Öyle mi Serok Ahmet?

          Bunları hatırlattığımızda, bizlere “Geçmişte Recep Tayyip Erdoğan ve Devlet Bahçeli birbirlerine neler söylediler, birbirlerine ne kadar ağır eleştiride bulundular. Şimdi Cumhur İttifakı’nı kurdular” diye yanıt veriyorlar. Oysa kimin hangi müştereklerde buluştuğuna bakmakta fayda vardır.

          PKK’ya, YPG’ye, HDP’ye, FETÖ’ye, terörist Demirtaş’a sahip çıkmak, milli politikaları baltalamak, ABD’nin, İngiltere’nin, Almanya’nın içimizdeki sözcüsü olmak için eylem ve söylem birliği kuranlarla, terör örgütleriyle tavizsiz mücadele eden, milli politikalar üretmek ve onları korumak için yan yana gelenleri herhalde bir tutmak mümkün değildir. O yüzden kimin kiminle ve niçin yan yana geldiğini iyi anlamak lazımdır.

          Mesela HD(P)KK’yı korumak için yan yana gelmiş adamların, şimdi terörle mücadele için tavizsiz duruş sergileyen Cumhur İttifakı’na AKP’nin geçmişteki yaptığı “çözüm süreci” üzerinden saldırması ahmaklık değil de nedir?

         Dün, çözüm sürecine şiddetle karşı çıkan MHP’nin bugün terörle mücadeleyi şiddetle desteklemesi mi çelişki? Yoksa HD(P)KK’yı savunarak, onun yanından Cumhur İttifakı’na saldırmak mı?

          Sürekli AKP ve MHP’nin yan yana gelişini sorgulayanların, PKK’nın siyasi uzantısı HD(P) KK ile nasıl yan yana geldiklerinin hesabını vermesi gerekmiyor mu?

         Kemal Kılıçdaroğlu, Meral Akşener, Temel Karamollaoğlu, Ahmet Davutoğlu, Ali Babacan nasıl yan yana geldi ve HD(P)KK’nın çizgisine nasıl düştüler, bunun bir izahını yapmalılar.
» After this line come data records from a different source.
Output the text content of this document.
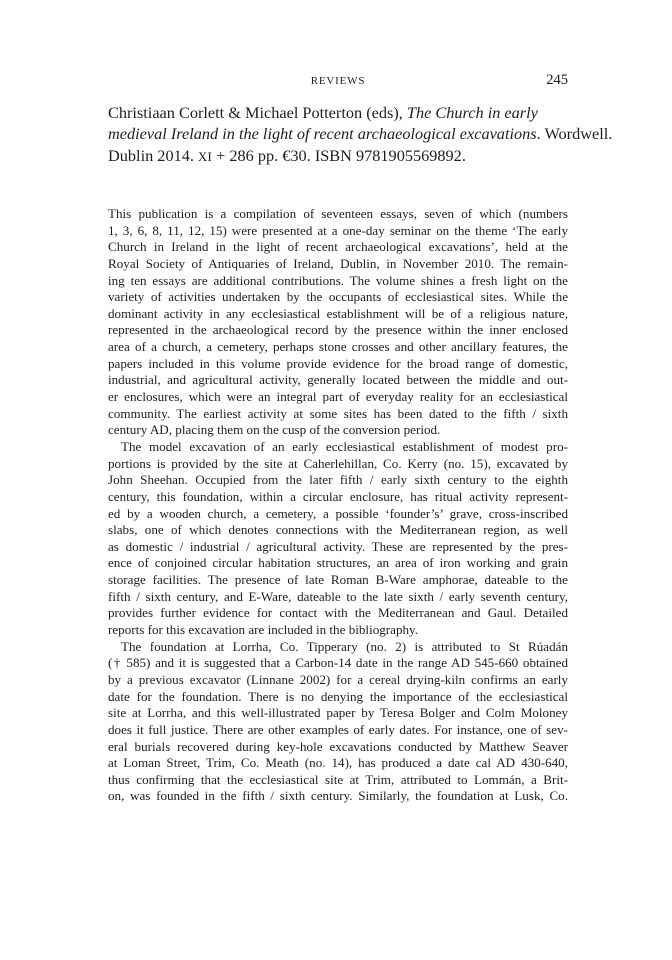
REVIEWS	245
Christiaan Corlett & Michael Potterton (eds), The Church in early
medieval Ireland in the light of recent archaeological excavations. Wordwell.
Dublin 2014. XI + 286 pp. €30. ISBN 9781905569892.
This publication is a compilation of seventeen essays, seven of which (numbers
1, 3, 6, 8, 11, 12, 15) were presented at a one-day seminar on the theme ‘The early
Church in Ireland in the light of recent archaeological excavations’, held at the
Royal Society of Antiquaries of Ireland, Dublin, in November 2010. The remain-
ing ten essays are additional contributions. The volume shines a fresh light on the
variety of activities undertaken by the occupants of ecclesiastical sites. While the
dominant activity in any ecclesiastical establishment will be of a religious nature,
represented in the archaeological record by the presence within the inner enclosed
area of a church, a cemetery, perhaps stone crosses and other ancillary features, the
papers included in this volume provide evidence for the broad range of domestic,
industrial, and agricultural activity, generally located between the middle and out-
er enclosures, which were an integral part of everyday reality for an ecclesiastical
community. The earliest activity at some sites has been dated to the fifth / sixth
century AD, placing them on the cusp of the conversion period.
The model excavation of an early ecclesiastical establishment of modest pro-
portions is provided by the site at Caherlehillan, Co. Kerry (no. 15), excavated by
John Sheehan. Occupied from the later fifth / early sixth century to the eighth
century, this foundation, within a circular enclosure, has ritual activity represent-
ed by a wooden church, a cemetery, a possible ‘founder’s’ grave, cross-inscribed
slabs, one of which denotes connections with the Mediterranean region, as well
as domestic / industrial / agricultural activity. These are represented by the pres-
ence of conjoined circular habitation structures, an area of iron working and grain
storage facilities. The presence of late Roman B-Ware amphorae, dateable to the
fifth / sixth century, and E-Ware, dateable to the late sixth / early seventh century,
provides further evidence for contact with the Mediterranean and Gaul. Detailed
reports for this excavation are included in the bibliography.
The foundation at Lorrha, Co. Tipperary (no. 2) is attributed to St Rúadán
(† 585) and it is suggested that a Carbon-14 date in the range AD 545-660 obtained
by a previous excavator (Linnane 2002) for a cereal drying-kiln confirms an early
date for the foundation. There is no denying the importance of the ecclesiastical
site at Lorrha, and this well-illustrated paper by Teresa Bolger and Colm Moloney
does it full justice. There are other examples of early dates. For instance, one of sev-
eral burials recovered during key-hole excavations conducted by Matthew Seaver
at Loman Street, Trim, Co. Meath (no. 14), has produced a date cal AD 430-640,
thus confirming that the ecclesiastical site at Trim, attributed to Lommán, a Brit-
on, was founded in the fifth / sixth century. Similarly, the foundation at Lusk, Co.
          “Recep Tayyip Erdoğan- Devlet Bahçeli birbirlerine geçmişte bunları dedi. Buna rağmen nasıl yan yana geldi?” diye sorgulama yapanlar, bize Kemal Kılıçdaroğlu ve Ahmet Davutoğlu’nun birbirini “çapsızlıkla, adam olmamakla, adam müsveddesi olmakla, FETÖ’cü olmakla” suçlarken nasıl yan yana geldiğini izah etmelidir. AKP ve MHP’nin niçin yan yana geldiği milli güvenlik konularında somut olarak ortadadır. HD(P)KK’nın çizgisine gelmiş CHP’nin etrafında yancı olanlar kendini nasıl tarif edecektir?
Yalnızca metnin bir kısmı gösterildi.